Answer 4 · 2022-04-01T03:38:21.000Z

@AlanSwift I get this OOM error at runtime for GGNN:

  File "/mnt/volume1/anaconda3/envs/ggnn/lib/python3.9/site-packages/graph4nlp_cu111-0.4.0-py3.9.egg/graph4nlp/pytorch/models/graph2seq.py", line 226, in forward
    return self.encoder_decoder(batch_graph=batch_graph, oov_dict=oov_dict, tgt_seq=tgt_seq)
  File "/mnt/volume1/anaconda3/envs/ggnn/lib/python3.9/site-packages/graph4nlp_cu111-0.4.0-py3.9.egg/graph4nlp/pytorch/models/graph2seq.py", line 173, in encoder_decoder
    batch_graph = self.gnn_encoder(batch_graph)
  File "/mnt/volume1/anaconda3/envs/ggnn/lib/python3.9/site-packages/torch/nn/modules/module.py", line 1102, in _call_impl
    return forward_call(*input, **kwargs)
  File "/mnt/volume1/anaconda3/envs/ggnn/lib/python3.9/site-packages/graph4nlp_cu111-0.4.0-py3.9.egg/graph4nlp/pytorch/modules/graph_embedding/ggnn.py", line 557, in forward
    h = self.models(dgl_graph, (feat_in, feat_out), etypes, edge_weight)
  File "/mnt/volume1/anaconda3/envs/ggnn/lib/python3.9/site-packages/torch/nn/modules/module.py", line 1102, in _call_impl
    return forward_call(*input, **kwargs)
  File "/mnt/volume1/anaconda3/envs/ggnn/lib/python3.9/site-packages/graph4nlp_cu111-0.4.0-py3.9.egg/graph4nlp/pytorch/modules/graph_embedding/ggnn.py", line 442, in forward
    return self.model(graph, node_feats, etypes, edge_weight)
  File "/mnt/volume1/anaconda3/envs/ggnn/lib/python3.9/site-packages/torch/nn/modules/module.py", line 1102, in _call_impl
    return forward_call(*input, **kwargs)
  File "/mnt/volume1/anaconda3/envs/ggnn/lib/python3.9/site-packages/graph4nlp_cu111-0.4.0-py3.9.egg/graph4nlp/pytorch/modules/graph_embedding/ggnn.py", line 210, in forward
    graph_in.apply_edges(
  File "/mnt/volume1/anaconda3/envs/ggnn/lib/python3.9/site-packages/dgl_cu111-0.7a210520-py3.9-linux-x86_64.egg/dgl/heterograph.py", line 4300, in apply_edges
    edata = core.invoke_edge_udf(g, eid, etype, func)
  File "/mnt/volume1/anaconda3/envs/ggnn/lib/python3.9/site-packages/dgl_cu111-0.7a210520-py3.9-linux-x86_64.egg/dgl/core.py", line 85, in invoke_edge_udf
    return func(ebatch)
  File "/mnt/volume1/anaconda3/envs/ggnn/lib/python3.9/site-packages/graph4nlp_cu111-0.4.0-py3.9.egg/graph4nlp/pytorch/modules/graph_embedding/ggnn.py", line 212, in <lambda>
    "W_e*h": self.linears_in[i](edges.src["h"])
RuntimeError: CUDA out of memory. Tried to allocate 1.12 GiB (GPU 3; 14.76 GiB total capacity; 11.83 GiB already allocated; 447.75 MiB free; 12.95 GiB reserved in total by PyTorch) If reserved memory is >> allocated memory try setting max_split_size_mb to avoid fragmentation.  See documentation for Memory Management and PYTORCH_CUDA_ALLOC_CONF

Any idea?

Answer 5 · 2022-04-01T03:55:18.000Z

@AlanSwift came across this discussion at DGL: Memory consumption of the GGNN module

Answer 6 · 2022-04-02T05:53:54.000Z

It seems the dgl sacrifices memory efficiency for time efficiency. We will pay attention to this problem. Thank you for letting us know it!

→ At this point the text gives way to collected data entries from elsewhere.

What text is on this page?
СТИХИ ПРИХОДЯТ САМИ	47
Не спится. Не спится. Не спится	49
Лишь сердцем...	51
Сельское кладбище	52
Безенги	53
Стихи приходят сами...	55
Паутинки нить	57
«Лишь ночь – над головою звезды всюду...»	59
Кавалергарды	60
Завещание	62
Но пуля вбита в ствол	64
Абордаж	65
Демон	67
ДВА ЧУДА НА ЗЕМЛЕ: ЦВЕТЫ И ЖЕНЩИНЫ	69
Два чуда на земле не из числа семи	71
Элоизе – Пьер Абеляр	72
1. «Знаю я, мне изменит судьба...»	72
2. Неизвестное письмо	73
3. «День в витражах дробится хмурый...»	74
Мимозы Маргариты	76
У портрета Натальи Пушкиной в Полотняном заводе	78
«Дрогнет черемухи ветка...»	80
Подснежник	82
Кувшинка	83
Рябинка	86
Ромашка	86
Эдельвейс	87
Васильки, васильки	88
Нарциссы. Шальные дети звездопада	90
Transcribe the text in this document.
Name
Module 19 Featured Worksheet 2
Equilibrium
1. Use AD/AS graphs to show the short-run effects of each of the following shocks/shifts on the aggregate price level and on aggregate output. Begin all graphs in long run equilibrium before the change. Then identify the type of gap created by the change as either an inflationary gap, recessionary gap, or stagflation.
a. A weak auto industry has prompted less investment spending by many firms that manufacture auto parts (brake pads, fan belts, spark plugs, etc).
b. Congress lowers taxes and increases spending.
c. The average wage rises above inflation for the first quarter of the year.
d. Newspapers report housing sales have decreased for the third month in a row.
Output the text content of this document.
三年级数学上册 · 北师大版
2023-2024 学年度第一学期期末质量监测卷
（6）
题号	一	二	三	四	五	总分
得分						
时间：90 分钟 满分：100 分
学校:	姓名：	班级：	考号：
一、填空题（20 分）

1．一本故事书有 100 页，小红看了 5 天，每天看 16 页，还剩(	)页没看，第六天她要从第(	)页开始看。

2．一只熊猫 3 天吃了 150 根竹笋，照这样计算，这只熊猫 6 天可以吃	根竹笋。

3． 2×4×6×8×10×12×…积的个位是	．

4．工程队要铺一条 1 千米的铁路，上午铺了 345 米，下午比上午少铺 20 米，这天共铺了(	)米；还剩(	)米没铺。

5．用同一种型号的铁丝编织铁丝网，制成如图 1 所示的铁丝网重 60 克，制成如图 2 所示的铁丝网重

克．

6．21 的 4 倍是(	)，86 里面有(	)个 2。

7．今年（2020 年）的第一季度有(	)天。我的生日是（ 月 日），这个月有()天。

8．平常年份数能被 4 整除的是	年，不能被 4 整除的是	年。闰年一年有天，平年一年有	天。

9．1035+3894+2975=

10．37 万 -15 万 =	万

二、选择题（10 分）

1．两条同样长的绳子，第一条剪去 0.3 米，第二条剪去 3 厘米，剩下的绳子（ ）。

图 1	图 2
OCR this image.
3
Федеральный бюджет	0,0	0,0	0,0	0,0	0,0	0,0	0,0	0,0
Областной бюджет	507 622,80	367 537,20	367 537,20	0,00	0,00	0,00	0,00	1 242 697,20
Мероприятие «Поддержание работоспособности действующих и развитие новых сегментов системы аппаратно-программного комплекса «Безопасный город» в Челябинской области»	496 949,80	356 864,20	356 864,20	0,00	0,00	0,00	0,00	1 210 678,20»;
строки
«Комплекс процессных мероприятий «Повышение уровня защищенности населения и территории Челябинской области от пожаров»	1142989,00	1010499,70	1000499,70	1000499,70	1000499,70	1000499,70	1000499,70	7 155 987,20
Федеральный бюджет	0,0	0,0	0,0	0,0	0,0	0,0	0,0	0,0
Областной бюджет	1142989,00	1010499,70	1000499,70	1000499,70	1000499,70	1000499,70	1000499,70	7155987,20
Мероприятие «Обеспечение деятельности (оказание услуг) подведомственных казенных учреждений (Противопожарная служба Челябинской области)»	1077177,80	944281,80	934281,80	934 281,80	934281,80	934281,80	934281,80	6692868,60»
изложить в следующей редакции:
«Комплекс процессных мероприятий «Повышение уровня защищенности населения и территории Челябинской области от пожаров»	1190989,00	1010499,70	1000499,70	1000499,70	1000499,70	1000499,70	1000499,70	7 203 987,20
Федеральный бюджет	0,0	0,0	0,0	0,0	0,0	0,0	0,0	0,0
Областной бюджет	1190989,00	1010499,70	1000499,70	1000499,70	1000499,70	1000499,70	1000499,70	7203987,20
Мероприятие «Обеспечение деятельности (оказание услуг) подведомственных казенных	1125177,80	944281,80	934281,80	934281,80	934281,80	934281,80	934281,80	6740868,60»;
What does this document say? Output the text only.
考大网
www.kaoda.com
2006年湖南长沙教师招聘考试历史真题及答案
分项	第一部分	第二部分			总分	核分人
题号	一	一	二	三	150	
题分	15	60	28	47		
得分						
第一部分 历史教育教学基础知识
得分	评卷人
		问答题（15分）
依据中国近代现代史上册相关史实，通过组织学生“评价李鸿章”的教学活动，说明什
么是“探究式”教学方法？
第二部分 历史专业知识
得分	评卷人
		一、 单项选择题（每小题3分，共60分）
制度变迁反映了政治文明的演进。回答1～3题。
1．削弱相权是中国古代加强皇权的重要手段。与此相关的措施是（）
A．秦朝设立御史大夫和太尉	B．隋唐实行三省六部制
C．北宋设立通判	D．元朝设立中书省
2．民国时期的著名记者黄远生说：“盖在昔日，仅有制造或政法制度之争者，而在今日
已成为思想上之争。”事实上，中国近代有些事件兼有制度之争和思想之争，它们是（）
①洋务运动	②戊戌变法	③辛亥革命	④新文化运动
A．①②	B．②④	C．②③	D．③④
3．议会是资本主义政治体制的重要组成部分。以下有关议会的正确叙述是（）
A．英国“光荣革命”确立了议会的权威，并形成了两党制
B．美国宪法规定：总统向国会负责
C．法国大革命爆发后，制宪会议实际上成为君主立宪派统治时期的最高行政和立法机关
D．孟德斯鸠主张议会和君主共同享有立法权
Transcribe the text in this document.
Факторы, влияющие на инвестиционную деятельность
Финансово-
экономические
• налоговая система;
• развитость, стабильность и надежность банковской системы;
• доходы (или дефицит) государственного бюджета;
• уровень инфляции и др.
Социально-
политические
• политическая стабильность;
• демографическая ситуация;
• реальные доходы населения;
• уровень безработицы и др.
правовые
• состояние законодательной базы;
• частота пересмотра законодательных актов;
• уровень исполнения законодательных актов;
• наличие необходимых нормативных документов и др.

Answer 7 · 2022-04-06T06:37:57.000Z

@AlanSwift can you please provide me with a fix/suggestion 🙏

Answer 8 · 2022-04-19T15:15:05.000Z

@AlanSwift, this is interesting. I also faced the same problem. Wondering do you have any solution to this?

Answer 9 · 2022-05-12T17:18:50.000Z

@AlanSwift do you have a plan to address the GGNN implementation limitation?

Answer 10 · 2022-05-12T17:23:31.000Z

Currently, this is not on my plan since it is related to the DGL.